Вашецкий, будучи, пожалуй, самым трезвым из всей компании, удивленно смотрел в сторону Арея, но так и не увидев его, не заметив даже легкого дрожания воздуха в том пространстве, где располагалось тело непрошенного гостя, говорил задумчиво, с таким видом, будто его голову только что посетила свежая мысль:
– Похоже на цитату из обвинительной речи Сафонова…
На этот раз проявляла беспокойство Людмила, и ее твердый локоток вреза́лся в мягкий бок супруга.
– Да это и было обвинение, – продолжал Арей. – Только Черкасову повезло. Пока дело разворачивали, умер Эйзенштейн, началась борьба с космополитизмом… – в общем, в сорок восьмом уже было не до него. А в сорок девятом он опять на коне: четыре роли за один год!

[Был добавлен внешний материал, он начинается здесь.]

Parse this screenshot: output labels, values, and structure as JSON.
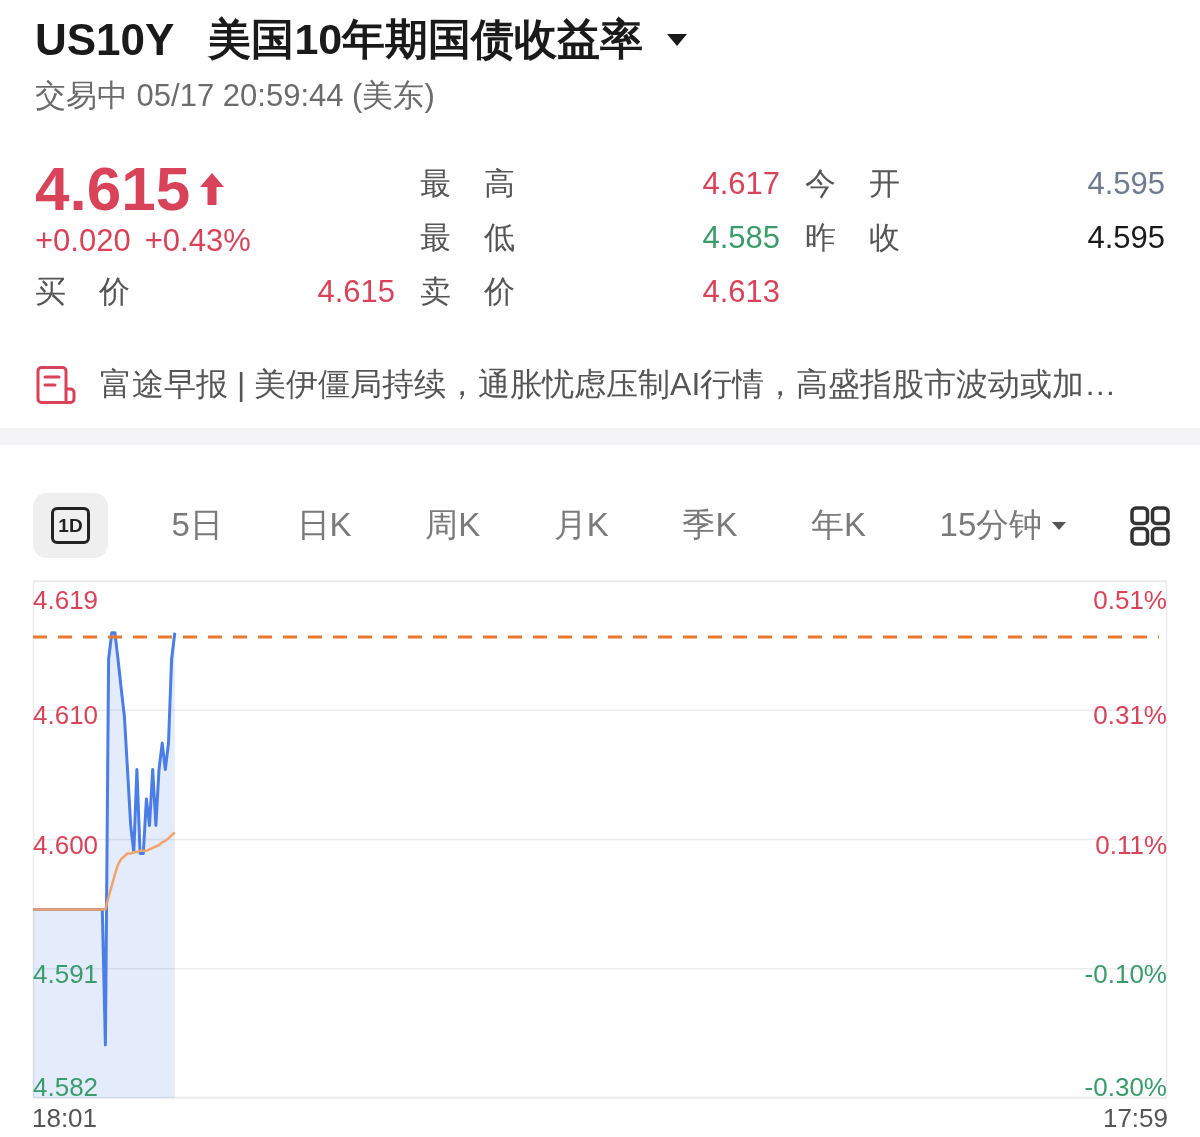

Теперь удивлялся Девич. Он тоже внимательно смотрел в сторону Арея и, подобно Вашецкому, ничего не видел в том месте, откуда, как ему казалось, раздавался голос.
– Четыре роли за один год! – возмущался он. – А тут… Удар княжны, приобретшей свой навык на лесоповале, всегда бывал точным и своевременным. Александр Иванович переводил дыхание несколько секунд, а отдышавшись, надолго задумывался, сидя, как царь со скипетром, с поднятой ко рту вилкой…

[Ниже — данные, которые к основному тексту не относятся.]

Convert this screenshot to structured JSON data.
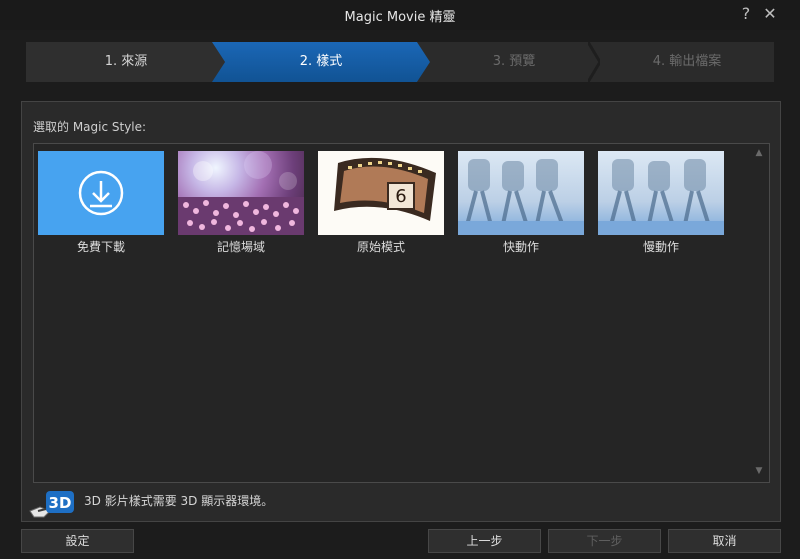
{
  "window": {
    "title": "Magic Movie 精靈",
    "help_label": "?",
    "close_label": "✕"
  },
  "steps": [
    {
      "label": "1. 來源",
      "state": "completed"
    },
    {
      "label": "2. 樣式",
      "state": "active"
    },
    {
      "label": "3. 預覽",
      "state": "disabled"
    },
    {
      "label": "4. 輸出檔案",
      "state": "disabled"
    }
  ],
  "section": {
    "label": "選取的 Magic Style:"
  },
  "styles": [
    {
      "label": "免費下載",
      "icon": "download-icon"
    },
    {
      "label": "記憶場域",
      "icon": "memory-thumbnail"
    },
    {
      "label": "原始模式",
      "icon": "film-strip-thumbnail"
    },
    {
      "label": "快動作",
      "icon": "runner-thumbnail"
    },
    {
      "label": "慢動作",
      "icon": "runner-thumbnail"
    }
  ],
  "note": {
    "icon": "3d-glasses-icon",
    "badge_text": "3D",
    "text": "3D 影片樣式需要 3D 顯示器環境。"
  },
  "buttons": {
    "settings": "設定",
    "back": "上一步",
    "next": "下一步",
    "cancel": "取消"
  },
  "colors": {
    "accent": "#1b67b6",
    "download_tile": "#47a3f0"
  }
}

Так вот обычно и проходили посиделки, и никто не замечал присутствия и активного участия в них Арея, как никто не видел его, заходя в «ванную», где он жил в течение нескольких лет. Непонятная слепота не относилась только к Борьке с Галей. Они-то видели его не раз и любили поговорить с ним. Отчего же именно четырехлетнему мальчонке и расконвоированной заключенной дано было видеть Арея, а другим – нет? Впрочем, никакого секрета тут не было. Всё началось вот с чего…

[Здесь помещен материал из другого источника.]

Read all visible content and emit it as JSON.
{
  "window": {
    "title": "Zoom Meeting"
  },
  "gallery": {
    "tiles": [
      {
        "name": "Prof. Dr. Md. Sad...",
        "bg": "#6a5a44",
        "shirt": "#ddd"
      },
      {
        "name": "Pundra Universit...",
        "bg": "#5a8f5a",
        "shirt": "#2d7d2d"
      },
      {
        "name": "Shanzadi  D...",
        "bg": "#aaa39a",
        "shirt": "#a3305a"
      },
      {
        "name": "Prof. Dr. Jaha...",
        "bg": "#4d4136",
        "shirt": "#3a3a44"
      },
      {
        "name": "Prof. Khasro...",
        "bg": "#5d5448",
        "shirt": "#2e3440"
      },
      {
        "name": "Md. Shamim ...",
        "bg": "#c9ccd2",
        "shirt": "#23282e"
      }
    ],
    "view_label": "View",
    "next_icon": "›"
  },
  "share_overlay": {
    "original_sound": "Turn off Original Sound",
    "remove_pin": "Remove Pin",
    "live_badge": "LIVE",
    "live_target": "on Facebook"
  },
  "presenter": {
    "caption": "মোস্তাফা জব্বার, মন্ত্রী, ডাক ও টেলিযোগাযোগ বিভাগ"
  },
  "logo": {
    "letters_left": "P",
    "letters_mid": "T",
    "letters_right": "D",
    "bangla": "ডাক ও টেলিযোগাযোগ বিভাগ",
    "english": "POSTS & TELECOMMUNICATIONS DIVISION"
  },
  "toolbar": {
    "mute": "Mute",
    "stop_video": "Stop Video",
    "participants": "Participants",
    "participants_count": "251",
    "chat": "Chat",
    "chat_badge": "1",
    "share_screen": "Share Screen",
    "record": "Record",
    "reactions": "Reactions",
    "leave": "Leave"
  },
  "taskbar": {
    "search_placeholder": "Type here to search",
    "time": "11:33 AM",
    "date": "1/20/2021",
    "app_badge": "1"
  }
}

* * *Однажды Арей, пребывавший в своей «ванной», как всегда в полусне раздумий, очнулся от детского вопля, послышавшегося из кухни. В квартире было четыре ребенка разного возраста. Каждый из них в течение дня имел по нескольку серьезных – с их, детской, точки зрения – причин для слез, а потому плач, сопровождаемый соответствующим звуковым оформлением, здесь не был редкостью и обычно не вызывал моментальной реакции взрослых. В данном случае, однако, характер детского крика, сразу перешедшего в хрип, был таков, что заставил Арея забыть свои сны и выскочить из «ванной». Буквально влетев в кухню, он увидел лежащего на полу Борьку – мальчонку, больше всех досаждавшего ему в «ванной» – и Галю, беспомощно стоявшую перед ним на коленях; в руках она держала бутылку с какой-то жидкостью. Борька теперь не хрипел: лицо его посинело, а рот судорожно открывался, как у выловленной из воды рыбешки, – все говорило о том, что он из последних сил борется за жизнь; Галя же, наоборот, побелела лицом – ясно было, что свою жизнь она уже ни во что не ставит и готова вот-вот упасть в обморок.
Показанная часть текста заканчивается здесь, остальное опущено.